Für meine Kolumne ‚FRAGEN SIE FRAU ANDREA‘ in Falter 46/2019 zum 13. November 2019.
Liebe Frau Andrea,
neulich war ich wieder mal in Twitterhausen spazieren und sah eine Feiertagsanzeige der SPÖ – ein kerzenbeleuchteter Halloween-Kürbis, in den die drei Pfeile der Partei geschnitzt waren. Und dann postete jemand drunter: Die Richtung stimmt. Jetzt meine Frage: Wieso zeigen die SPÖ-Pfeile nach unten? Das ist doch messagemässig völlig daneben!
Bitte um Enträtselung und liebe Grüße,
Katharina Ilg, Leopoldstadt, per Facebook-Direktnachricht
Liebe Katharina,
das traditionelle Parteisymbol der Sozialdemokratie, drei nach links unten weisende weiße Pfeile im roten Ring, geht nach Expertise von Parteiforschern auf den im deutschen Exil lebenden russischen Ideologen und Mikrobiologen Sergei Stepanowitsch Tschachotin zurück. Gemeinsam mit dem SPD-Politiker Carlo Mierendorff hatte er die “Drei Pfeile” als Symbol der “Eisernen Front”, des Zusammenschlusses sozialdemokratischer Vereinigungen entworfen, und 1932 auf einer Sitzung des Propagandaausschusses der deutschen Sozialdemokraten vorgestellt. Drei Pfeile, so das Konzept des Ideogramms, eigneten sich gut, um ein Hakenkreuz durch Übermalung zu „zerstören“. Die drei Pfeile wurden unterschiedlich interpretiert. Sie standen für die drei Feinde der Demokratie Kommunisten, Monarchisten und Nationalsozialisten, aber auch für die drei Pfeiler der Arbeiterbewegung: Partei, Gewerkschaft und Wehrverbände.

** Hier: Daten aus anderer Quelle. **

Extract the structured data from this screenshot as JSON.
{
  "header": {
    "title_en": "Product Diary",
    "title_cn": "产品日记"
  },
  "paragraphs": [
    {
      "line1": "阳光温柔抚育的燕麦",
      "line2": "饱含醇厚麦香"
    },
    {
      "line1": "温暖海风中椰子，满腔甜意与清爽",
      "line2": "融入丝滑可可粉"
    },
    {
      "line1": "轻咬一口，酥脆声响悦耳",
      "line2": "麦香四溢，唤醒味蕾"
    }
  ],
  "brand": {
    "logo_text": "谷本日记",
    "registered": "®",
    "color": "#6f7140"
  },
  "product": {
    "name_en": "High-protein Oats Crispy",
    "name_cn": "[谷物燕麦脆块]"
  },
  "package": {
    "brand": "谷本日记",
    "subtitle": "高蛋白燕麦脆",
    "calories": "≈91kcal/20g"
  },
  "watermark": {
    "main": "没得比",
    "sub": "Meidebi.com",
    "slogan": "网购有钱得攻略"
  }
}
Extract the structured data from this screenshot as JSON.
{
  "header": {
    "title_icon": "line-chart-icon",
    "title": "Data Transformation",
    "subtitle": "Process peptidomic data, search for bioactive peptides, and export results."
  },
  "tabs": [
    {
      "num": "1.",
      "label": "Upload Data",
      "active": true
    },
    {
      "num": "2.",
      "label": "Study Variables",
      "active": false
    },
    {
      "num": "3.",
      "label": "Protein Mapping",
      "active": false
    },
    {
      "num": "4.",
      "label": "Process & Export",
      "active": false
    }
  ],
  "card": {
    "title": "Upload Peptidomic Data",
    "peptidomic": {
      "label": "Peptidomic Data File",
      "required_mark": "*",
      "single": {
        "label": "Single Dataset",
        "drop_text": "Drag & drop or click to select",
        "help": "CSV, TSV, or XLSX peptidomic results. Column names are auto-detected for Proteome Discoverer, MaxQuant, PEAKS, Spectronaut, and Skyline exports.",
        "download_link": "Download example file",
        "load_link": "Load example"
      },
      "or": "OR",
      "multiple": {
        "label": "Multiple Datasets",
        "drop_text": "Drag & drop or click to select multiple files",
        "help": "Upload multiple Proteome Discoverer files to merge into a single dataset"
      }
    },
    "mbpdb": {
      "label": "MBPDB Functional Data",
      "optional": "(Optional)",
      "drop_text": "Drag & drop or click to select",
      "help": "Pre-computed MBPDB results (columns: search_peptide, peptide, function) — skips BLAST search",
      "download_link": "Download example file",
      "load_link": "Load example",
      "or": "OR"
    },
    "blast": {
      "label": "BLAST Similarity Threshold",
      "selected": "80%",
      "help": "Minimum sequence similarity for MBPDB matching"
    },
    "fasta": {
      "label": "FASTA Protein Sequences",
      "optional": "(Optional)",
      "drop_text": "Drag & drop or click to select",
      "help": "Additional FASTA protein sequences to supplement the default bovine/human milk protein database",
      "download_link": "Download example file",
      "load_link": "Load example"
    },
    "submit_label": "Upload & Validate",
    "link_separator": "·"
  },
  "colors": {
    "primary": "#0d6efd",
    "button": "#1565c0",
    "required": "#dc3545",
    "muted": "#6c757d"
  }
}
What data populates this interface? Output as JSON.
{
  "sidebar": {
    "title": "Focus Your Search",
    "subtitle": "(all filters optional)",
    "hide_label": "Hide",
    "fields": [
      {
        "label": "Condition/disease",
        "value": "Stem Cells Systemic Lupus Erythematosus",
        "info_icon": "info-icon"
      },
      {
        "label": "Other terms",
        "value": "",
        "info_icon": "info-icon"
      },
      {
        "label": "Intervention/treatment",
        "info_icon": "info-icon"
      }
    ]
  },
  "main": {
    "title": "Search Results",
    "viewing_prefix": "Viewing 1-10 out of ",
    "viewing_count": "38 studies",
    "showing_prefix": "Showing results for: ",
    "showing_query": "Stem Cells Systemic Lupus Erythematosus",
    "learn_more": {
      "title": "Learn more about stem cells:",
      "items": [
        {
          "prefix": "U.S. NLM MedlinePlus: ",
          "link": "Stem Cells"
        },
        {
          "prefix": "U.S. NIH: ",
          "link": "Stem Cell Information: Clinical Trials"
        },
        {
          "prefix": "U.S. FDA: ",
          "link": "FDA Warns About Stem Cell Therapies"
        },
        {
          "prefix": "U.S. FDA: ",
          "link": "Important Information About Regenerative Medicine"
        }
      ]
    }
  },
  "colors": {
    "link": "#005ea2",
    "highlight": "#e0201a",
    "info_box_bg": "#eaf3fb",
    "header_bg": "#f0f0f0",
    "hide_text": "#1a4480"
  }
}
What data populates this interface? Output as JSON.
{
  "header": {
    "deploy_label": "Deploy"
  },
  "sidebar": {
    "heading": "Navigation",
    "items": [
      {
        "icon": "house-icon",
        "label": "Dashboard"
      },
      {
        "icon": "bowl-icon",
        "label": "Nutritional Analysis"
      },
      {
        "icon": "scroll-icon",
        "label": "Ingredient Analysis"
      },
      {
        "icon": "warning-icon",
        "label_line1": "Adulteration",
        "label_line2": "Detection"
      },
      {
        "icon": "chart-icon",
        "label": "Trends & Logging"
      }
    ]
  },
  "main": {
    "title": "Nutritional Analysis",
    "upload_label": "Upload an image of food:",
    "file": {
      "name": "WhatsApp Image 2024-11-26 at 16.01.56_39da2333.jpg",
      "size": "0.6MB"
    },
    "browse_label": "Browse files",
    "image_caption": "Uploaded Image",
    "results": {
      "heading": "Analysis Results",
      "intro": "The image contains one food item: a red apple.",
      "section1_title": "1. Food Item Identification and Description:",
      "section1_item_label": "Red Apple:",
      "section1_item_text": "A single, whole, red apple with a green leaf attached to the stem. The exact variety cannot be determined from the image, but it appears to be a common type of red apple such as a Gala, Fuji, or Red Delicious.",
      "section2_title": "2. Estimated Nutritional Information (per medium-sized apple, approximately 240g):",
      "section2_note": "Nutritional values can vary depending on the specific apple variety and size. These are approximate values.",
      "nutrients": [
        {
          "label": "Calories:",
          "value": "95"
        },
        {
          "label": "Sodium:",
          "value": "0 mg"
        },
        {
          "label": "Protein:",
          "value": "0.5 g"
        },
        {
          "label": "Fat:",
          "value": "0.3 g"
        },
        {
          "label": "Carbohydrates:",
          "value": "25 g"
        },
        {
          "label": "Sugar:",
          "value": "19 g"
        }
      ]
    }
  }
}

Bereits am 8. August 1932 schlug Otto Felix Kanitz im Parteivorstand der Sozialdemokratischen Arbeiterpartei Österreichs vor, die “Drei Pfeile” auch in Österreich als sozialistisches Kampfabzeichen zu tragen. Dem Vorschlag, die “Drei Pfeile” nach oben zu richten, wurde entgegnet, dass der “Feind” nur in den Niederungen der Menschheit zu suchen sei und die Pfeile selbstverständlich nach unten zielen müssten. 1933 wurde ihr öffentlicher Gebrauch vom Ständestaat verboten.
Nach dem Zweiten Weltkrieg, mit der Vereinigung von Revolutionären Sozialisten und Sozialdemokraten zur neuen SPÖ wurden die “Drei Pfeile” vom „Roten Ring der Einheit“ umschlossen. Die Pfeile standen nun für Arbeiter, Bauern und Kopfarbeiter. Wie sie jüngst in den Kürbis kamen, wird noch ermittelt.